They tell me there was an election last week.
The headlines worked hard to catch my attention. "Midterm elections a referendum on Obama's... " "Tea Party rally set for..." "Jon Stewart and Stephen Colbert storm the Mall to..."
Skim. Glance. Ignore. Blissfully unaware, I joined the ranks of the nonvoters.
Not that I don't care. I do. I care about the direction of the country's foreign policy. I'll take collaborative and globally engaging over hawkish and isolationist, free trade over protectionism. I care about electing qualified, principled, rational representatives over reactionary partisan demagogues. I care about the protection of personal freedoms, I care about voting as a civic duty and I care about how elections impact my wallet.
But I clearly don't care ENOUGH about these things to search for an absentee voter form, research the candidates and send it in.
If I learned anything as a former politics junkie, it's that voters are inherently self-interested. When you choose whether to vote, you weigh the positives of voting (the chance your vote will influence the outcome, the feeling of patriotism and involvement you get by participating, how likely it is your party or candidate will win) against the negatives (the hassle of getting to the polls, bad weather, the time spent reading about the candidates and issues, the reality that your vote probably won't affect the election). For me it's simple: I'm 8,000 miles away. Apathy won.
Guess I'll vote twice next time.
Whenver I turned on my TV this October in Shenzhen, China, I saw public service announcements from Hong Kong encouraging people to wash their hands, remove standing water to prevent the spread of mosquitoes, stop smoking indoors. Whenever Joe Voter turned on his TV in Akron, Ohio, he saw candidates bashing each other for sending his job to China, for allowing tax breaks for American companies doing business in China, for ordering a second plate of fried noodles at P.F. Chang's.
One candidate for Senate in Connecticut actually asked his opponent why her company manufactured action figures in China and not in the U.S. I'd like to ask him if he'd pay $25 for a G.I. Joe if she moved her factory to New Haven.
Clearly, I'm an anomaly. I live in China. I like China. And companies like mine that export to the U.S. only stand to lose from a rise in the RMB or consumer anger towards goods that are Made in China. Employment's down, frustration is high, workers are looking for an easy target and politicians are happy to oblige. I get it.
But I can't help but think that they would feel differently if they knew how much Chinese workers like and respect America, and that this transition of manufacturing jobs is a difficult process but one that has happened before. With its easy access to raw materials and lower wages, America "took" manufacturing jobs from Britain in the 1800s. Twenty years ago, we had the same debate as NAFTA came into being and Mexico began to drain textile jobs and other light manufacturing work from the US. Now in China, as wages rise, the Renminbi appreciates, and the country develops its expertise in heavy industry and R&D, these same light manufacturing jobs will eventually and naturally shift to Vietnam, Malaysia and other low-wage, low-skill countries.
Rationally, this makes sense.

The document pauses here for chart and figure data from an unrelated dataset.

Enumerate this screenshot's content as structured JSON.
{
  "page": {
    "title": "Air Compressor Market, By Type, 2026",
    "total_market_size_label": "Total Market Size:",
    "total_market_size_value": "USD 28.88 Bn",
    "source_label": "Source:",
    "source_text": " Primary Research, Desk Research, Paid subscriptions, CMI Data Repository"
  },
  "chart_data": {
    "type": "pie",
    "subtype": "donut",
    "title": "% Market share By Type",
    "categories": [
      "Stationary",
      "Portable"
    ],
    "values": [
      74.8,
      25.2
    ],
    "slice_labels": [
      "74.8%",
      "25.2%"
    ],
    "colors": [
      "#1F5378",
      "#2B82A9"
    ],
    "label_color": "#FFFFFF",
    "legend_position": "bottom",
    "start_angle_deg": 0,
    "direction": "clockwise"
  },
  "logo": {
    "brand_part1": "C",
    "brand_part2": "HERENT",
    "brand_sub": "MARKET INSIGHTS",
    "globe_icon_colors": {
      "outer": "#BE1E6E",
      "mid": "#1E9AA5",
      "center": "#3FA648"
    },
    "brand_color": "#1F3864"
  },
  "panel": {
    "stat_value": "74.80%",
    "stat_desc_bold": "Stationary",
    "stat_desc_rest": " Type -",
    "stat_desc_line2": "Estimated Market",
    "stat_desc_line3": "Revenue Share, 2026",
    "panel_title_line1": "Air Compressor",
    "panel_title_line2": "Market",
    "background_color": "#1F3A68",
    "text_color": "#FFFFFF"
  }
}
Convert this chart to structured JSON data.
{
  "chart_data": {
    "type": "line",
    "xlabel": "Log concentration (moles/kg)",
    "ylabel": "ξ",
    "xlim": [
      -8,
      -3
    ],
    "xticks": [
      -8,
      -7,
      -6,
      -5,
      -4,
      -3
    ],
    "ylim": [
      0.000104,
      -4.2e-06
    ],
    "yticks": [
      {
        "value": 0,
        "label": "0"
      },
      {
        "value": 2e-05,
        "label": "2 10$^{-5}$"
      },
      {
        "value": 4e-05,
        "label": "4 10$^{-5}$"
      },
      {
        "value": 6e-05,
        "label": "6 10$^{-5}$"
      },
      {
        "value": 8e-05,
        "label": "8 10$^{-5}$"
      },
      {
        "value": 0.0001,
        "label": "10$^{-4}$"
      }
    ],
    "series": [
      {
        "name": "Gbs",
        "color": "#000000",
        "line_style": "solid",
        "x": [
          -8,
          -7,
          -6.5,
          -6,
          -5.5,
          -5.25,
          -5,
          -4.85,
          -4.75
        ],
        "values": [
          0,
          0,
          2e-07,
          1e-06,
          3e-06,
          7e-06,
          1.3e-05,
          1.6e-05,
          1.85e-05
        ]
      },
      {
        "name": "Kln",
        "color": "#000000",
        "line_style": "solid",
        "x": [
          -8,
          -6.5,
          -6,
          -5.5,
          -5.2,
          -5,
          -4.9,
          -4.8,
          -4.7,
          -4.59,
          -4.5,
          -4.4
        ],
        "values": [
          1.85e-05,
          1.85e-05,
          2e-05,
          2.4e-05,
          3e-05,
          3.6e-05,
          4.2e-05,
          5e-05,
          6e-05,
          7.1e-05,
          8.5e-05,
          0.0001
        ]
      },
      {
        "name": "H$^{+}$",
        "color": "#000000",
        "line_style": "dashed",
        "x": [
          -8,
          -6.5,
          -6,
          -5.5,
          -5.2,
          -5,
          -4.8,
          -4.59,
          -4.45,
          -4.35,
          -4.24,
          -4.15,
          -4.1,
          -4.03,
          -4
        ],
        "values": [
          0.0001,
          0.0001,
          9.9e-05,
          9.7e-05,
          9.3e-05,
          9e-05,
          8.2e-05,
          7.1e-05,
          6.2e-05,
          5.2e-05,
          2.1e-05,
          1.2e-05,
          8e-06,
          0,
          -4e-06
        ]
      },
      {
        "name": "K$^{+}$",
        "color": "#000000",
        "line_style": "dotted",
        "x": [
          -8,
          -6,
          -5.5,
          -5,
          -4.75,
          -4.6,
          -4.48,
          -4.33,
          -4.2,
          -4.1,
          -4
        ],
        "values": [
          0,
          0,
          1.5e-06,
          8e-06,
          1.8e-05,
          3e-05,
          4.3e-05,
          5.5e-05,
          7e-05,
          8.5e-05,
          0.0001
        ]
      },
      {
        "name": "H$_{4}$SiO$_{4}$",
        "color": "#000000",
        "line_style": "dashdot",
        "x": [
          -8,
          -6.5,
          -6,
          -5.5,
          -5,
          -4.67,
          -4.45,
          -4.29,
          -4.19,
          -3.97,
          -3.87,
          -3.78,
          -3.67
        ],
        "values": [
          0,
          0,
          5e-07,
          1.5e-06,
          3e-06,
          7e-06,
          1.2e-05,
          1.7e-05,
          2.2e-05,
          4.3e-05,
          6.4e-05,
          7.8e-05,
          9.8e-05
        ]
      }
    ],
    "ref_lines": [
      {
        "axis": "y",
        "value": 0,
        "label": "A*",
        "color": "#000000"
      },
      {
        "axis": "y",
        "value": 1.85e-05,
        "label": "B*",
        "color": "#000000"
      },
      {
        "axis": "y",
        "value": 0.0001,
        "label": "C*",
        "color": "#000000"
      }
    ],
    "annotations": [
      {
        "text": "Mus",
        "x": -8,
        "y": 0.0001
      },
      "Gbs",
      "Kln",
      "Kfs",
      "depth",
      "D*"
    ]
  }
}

But that's ignoring the fact that China is different from Mexico and Malaysia and Vietnam because it's not just about jobs. It's about the deep-seated fear that each job lost to China is another bit of American primacy lost. It's about being the uncontested Number One Superpower for a few generations and seeing that start to slip away. This fear has staying power. The U.S.-China relationship will be the defining foreign policy dynamic of the 21st century, and
this guy even says historians may come to see the War on Terror as just "an interlude between great power competition, the kind of thing the United States could afford to focus on in those unipolar years between its rivalry with the Soviet Union and its rivalry with China."
Since I didn't lose my job to this recession - in fact, I'm working for the enemy - it's easy to discuss this in the detached framework of natural economic flow. I know our high unemployment numbers represent actual Americans having an incredibly tough time. But instead of vilifying a country we're inextricably tied to economically, responsible politicians need to focus on cushioning the transition: providing economic safety nets and retraining programs for those whose jobs can be done for $0.80 and a bowl of rice in Chengdu.